Another situation is the file is a texture_name.texture file. These need to be converted and this is done through a command-line utility by Peter V (PEV). The instructions are in the Extras folder on how to use the program.

In addition to the texture errors, you might find other related to the config files. These are usually easy to fix. The config file may contain errors such as something spelled wrong, or contain an invalid word because the creator added some extra words and the text formatted incorrectly. Open the text file in a text editor such as Notepad, Context, UUEdit, etc. Don't use Word or Works for this because these have to be straight ASCII files. Find the error, save the file, close the folder and commit. The error icon should disappear unless there are more errors than the program could list.

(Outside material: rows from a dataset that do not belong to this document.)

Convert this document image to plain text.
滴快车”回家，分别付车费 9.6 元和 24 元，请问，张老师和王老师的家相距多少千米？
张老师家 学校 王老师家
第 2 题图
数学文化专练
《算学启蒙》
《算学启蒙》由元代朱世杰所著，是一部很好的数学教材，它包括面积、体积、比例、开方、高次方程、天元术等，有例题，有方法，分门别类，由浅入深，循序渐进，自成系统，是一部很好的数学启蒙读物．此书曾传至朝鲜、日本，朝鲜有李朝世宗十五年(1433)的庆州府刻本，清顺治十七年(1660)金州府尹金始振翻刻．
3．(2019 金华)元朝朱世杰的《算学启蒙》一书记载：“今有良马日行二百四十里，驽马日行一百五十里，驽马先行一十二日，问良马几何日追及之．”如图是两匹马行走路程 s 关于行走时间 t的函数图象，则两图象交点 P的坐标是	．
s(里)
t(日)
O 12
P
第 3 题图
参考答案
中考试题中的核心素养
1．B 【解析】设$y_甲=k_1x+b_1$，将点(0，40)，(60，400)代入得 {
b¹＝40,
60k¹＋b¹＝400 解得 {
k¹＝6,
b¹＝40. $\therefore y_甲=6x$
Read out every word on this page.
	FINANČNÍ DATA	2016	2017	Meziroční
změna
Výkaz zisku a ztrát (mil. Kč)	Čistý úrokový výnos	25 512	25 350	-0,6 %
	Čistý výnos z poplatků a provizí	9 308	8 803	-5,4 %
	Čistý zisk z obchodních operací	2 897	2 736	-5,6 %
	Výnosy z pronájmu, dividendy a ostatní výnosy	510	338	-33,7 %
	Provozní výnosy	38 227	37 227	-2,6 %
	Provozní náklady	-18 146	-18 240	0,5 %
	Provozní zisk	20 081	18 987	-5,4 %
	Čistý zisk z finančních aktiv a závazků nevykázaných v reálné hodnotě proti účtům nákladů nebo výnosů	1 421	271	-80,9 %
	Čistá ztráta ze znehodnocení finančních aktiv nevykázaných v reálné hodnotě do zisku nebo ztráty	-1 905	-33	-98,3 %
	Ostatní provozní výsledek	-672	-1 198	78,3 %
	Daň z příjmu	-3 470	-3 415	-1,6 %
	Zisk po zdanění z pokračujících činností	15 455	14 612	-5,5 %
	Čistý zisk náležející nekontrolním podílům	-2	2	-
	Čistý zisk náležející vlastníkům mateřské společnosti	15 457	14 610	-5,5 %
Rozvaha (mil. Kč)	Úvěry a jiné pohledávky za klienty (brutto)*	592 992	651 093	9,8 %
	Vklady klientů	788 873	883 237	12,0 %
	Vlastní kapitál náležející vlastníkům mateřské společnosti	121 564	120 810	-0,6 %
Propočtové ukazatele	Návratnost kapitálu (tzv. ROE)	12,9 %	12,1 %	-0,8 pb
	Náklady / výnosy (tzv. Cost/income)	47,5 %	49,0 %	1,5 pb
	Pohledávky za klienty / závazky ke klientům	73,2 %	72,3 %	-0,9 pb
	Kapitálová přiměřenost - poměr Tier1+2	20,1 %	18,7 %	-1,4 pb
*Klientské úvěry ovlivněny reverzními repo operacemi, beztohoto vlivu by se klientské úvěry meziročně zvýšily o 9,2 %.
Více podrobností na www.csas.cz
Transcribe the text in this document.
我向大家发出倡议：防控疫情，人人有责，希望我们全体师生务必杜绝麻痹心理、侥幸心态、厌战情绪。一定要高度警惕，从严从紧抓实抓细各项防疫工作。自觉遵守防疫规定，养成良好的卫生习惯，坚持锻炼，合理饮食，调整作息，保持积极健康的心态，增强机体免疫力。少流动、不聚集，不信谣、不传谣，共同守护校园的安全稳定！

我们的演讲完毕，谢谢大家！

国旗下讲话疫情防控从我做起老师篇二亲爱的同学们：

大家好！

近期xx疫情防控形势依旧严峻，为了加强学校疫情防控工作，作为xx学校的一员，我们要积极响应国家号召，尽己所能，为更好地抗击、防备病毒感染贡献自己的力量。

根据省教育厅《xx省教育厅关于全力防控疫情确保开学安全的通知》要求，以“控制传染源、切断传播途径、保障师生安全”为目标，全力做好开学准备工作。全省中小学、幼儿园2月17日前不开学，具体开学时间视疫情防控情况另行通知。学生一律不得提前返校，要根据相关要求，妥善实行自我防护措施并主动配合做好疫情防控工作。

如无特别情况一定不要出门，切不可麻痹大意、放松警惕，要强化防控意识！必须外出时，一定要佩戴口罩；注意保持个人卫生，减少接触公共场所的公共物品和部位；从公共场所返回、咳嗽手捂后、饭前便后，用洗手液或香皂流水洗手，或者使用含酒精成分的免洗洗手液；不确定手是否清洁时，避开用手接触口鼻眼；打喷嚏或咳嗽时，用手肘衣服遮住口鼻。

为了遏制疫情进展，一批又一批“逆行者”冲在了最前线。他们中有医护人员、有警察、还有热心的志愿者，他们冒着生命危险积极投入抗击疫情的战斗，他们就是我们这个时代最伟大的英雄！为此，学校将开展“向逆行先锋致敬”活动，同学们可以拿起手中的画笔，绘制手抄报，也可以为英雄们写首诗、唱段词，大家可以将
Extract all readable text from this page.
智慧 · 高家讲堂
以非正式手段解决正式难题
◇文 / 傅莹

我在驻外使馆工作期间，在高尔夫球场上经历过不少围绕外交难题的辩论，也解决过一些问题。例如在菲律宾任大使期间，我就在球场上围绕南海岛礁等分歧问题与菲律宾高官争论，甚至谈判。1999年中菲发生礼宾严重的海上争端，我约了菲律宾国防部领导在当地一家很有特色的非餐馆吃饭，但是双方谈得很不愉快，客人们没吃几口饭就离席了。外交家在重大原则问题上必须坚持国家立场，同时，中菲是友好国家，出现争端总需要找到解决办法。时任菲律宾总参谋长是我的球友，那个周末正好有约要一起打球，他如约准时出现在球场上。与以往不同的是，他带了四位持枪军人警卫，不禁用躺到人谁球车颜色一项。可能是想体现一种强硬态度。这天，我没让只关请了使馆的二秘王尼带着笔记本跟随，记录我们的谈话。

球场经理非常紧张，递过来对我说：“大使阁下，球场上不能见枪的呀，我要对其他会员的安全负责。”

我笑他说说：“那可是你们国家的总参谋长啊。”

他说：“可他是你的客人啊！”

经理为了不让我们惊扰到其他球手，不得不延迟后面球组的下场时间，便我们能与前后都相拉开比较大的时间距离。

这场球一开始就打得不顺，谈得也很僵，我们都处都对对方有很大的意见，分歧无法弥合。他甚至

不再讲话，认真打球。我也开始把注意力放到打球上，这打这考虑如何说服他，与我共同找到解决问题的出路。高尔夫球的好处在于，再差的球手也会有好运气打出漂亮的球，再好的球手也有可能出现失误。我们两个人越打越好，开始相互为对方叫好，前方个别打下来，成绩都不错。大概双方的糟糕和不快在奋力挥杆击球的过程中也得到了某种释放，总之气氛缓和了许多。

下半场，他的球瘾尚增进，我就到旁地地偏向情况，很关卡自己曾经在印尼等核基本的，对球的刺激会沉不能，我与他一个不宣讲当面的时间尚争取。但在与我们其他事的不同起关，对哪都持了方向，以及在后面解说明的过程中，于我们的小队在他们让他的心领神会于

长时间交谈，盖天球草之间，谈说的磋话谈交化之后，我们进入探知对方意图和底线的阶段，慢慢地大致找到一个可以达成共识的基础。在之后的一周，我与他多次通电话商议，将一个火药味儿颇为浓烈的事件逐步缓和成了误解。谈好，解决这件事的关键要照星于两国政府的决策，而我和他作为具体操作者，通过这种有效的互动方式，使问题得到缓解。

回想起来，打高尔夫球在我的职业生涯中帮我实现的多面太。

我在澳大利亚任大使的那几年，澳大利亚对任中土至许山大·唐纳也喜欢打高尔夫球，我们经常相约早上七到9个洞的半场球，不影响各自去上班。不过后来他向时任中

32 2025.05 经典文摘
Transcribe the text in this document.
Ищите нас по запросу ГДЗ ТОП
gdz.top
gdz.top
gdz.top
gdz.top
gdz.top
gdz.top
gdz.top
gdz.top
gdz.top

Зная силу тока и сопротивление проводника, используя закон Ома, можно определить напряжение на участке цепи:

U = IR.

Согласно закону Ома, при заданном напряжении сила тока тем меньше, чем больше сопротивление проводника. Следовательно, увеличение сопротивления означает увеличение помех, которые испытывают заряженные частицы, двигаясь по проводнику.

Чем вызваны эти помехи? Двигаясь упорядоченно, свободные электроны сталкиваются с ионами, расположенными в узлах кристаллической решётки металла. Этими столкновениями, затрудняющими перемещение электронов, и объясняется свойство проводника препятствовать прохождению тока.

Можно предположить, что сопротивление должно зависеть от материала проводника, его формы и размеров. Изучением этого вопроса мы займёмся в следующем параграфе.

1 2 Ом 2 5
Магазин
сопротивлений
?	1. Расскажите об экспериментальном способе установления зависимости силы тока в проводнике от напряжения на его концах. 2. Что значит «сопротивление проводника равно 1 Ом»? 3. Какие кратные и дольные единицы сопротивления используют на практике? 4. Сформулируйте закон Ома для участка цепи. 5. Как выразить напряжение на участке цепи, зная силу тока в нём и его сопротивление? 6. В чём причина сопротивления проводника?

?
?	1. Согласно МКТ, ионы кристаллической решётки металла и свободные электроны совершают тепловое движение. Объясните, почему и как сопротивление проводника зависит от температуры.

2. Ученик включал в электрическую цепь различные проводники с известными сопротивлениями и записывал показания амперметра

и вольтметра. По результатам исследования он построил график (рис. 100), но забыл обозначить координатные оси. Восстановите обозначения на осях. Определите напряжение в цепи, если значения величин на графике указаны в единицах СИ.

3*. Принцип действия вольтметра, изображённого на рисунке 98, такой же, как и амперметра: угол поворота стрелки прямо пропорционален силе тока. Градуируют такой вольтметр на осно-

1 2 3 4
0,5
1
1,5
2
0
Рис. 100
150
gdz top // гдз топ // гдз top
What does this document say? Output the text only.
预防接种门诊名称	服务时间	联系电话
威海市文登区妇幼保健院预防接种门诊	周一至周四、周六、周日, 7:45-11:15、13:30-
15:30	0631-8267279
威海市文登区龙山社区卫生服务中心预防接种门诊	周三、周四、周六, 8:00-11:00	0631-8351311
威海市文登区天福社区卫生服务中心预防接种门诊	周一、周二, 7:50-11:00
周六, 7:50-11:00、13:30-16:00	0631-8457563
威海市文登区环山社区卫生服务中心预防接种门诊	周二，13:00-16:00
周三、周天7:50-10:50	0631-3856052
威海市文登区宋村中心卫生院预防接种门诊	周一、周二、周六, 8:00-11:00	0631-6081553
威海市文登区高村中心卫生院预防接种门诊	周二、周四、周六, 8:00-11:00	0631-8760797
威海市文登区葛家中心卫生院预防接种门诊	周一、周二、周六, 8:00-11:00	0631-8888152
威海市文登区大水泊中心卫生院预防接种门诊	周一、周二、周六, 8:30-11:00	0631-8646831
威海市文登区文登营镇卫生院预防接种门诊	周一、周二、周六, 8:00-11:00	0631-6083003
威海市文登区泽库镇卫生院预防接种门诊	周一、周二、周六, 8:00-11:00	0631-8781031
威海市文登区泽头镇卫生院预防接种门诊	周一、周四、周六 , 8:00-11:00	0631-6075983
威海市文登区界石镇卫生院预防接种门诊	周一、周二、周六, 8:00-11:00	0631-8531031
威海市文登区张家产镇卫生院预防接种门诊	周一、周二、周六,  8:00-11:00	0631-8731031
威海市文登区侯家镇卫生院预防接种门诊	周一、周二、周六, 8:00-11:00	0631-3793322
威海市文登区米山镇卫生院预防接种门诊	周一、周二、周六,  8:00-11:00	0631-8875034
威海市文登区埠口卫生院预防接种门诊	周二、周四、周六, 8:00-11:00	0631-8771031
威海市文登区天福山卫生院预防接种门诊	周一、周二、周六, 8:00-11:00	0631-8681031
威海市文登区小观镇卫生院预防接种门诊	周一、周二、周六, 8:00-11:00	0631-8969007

Anyway, this is what I've found when I imported the content into TS2009. The older programs were less sensitive to these kinds of errors and many of them are due to configuration file changes that occurred over the past versions of Trainz. What was valid for an earlier version is no longer valid in the current version.

Through the processes mentioned above, I've been able to clean up quite a bit of content on my system. For those errors that can't be solved, I've either disabled the content or deleted it from my system. I have found that Trainz loads a lot faster and runs a lot more reliably with the repaired content.

John
 
Thanks for the reply, I'll do my best to get my head around that lot! A steep learning curve, I didn't expect all this when I upgraded to Trainz 2009!